According to this article by the Associated Press, an organization of West Point alumni called “Knights Out” is gaining notice for specifically stating their goal is to target the current policy of “Don’t Ask Don’t Tell”.
I have two perspective on this I guess. First, as an LGBT activist, I’m all for it, and it’s great to hear. Anytime someone stands up for LGBT civil rights and equal treatment it’s good news.

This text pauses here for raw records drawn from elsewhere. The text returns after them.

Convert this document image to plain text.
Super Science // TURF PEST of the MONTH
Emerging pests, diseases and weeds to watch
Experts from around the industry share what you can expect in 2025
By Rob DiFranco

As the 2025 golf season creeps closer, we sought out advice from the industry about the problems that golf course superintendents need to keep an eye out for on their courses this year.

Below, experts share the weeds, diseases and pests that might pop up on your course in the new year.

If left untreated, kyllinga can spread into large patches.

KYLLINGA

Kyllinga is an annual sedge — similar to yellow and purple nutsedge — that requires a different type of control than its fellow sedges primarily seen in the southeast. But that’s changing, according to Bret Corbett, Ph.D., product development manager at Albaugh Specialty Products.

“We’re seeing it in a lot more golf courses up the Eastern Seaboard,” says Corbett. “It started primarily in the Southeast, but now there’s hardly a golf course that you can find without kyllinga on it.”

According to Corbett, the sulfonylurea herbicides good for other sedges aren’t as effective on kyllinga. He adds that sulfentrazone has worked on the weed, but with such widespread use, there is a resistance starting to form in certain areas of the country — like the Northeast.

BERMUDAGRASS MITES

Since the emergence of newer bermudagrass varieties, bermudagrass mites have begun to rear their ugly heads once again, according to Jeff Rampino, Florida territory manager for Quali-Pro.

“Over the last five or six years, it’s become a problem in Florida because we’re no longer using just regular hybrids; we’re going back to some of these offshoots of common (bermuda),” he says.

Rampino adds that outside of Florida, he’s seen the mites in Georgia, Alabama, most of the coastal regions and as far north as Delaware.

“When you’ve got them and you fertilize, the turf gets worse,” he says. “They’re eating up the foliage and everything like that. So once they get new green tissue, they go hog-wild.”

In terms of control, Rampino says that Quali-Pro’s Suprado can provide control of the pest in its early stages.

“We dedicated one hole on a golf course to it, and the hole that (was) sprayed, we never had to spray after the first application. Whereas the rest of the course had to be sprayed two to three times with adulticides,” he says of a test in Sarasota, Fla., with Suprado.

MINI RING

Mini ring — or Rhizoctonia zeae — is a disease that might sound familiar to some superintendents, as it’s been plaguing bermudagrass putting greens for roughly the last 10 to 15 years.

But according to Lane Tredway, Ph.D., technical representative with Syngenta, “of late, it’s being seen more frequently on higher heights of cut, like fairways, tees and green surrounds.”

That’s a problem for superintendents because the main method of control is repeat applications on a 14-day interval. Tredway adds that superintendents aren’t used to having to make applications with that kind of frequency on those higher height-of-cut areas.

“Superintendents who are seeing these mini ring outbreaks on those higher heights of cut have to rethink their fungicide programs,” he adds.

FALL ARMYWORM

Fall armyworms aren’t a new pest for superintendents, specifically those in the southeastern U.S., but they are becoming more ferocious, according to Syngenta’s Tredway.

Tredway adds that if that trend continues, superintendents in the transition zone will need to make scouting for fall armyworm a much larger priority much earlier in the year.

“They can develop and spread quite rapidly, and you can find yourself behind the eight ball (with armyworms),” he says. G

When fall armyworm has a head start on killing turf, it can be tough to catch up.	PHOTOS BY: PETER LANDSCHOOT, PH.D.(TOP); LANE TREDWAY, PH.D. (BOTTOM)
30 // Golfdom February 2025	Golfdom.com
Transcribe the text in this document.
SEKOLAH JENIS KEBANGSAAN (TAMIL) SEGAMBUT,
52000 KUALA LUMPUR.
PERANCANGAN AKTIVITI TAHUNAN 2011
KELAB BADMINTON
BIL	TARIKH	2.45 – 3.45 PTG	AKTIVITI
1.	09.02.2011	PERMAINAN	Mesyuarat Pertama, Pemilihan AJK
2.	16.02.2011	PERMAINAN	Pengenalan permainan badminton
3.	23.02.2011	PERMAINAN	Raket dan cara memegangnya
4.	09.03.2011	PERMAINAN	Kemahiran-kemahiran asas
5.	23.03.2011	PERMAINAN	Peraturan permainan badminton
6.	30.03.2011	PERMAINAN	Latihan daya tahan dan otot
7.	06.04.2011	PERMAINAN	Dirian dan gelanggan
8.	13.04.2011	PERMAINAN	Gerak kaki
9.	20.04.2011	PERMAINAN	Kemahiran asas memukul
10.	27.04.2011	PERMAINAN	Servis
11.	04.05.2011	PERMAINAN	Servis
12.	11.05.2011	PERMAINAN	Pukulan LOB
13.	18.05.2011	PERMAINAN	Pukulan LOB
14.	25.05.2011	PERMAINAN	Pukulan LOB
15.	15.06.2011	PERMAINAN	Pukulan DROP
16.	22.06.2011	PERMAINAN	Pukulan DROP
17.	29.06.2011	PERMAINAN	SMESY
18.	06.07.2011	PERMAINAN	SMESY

But as a former active duty Airman, I feel differently. First off, West Point means officers. Officers suffer too, but much of the problems with DADT affect enlisted personnel more. Think of it as Officers being the white collar workers, and the enlisted people as blue collar (very rough analogy, but work with me here). So the guy with the gun in the trench, more often than not is gonna be some Security Forces enlisted guy. The people with no voice are the enlisted folks. Officers, in many ways, have it easier overall than enlisted ones. So an organization from West Point alums… well if I was still active duty I wouldn’t be impressed. The issue it seems from what I’ve read on surveys and studies is done is actually with retirees, and higher level enlisted. Just like in the civilian sector, the young blood is much more supportive of our rights than our elders are, but our elders also hold more sway. In the military this is much more pronounced, and that’s what we need to address. I remember being indoctrinated with homophobic slurs in basic and tech school, and those things were encouraged throughout my enlistment. I remember Gay Thursdays when I worked with Security Forces, and how often I heard words that I refuse to say in relation to my own sexuality. Maybe I’m cynical from my experience… but I think the voice of reason and compassion will have to speak from the outside.
That being said though, I think once President Obama pushes out the antiquated DADT policy, the military will take to it. Similarly to how it had to be forced down for African Americans to serve alongside white soldiers, I believe we have to dictate that gays can serve alongside straights. And in the same way, I think we’ll be surprised when the world doesn’t end.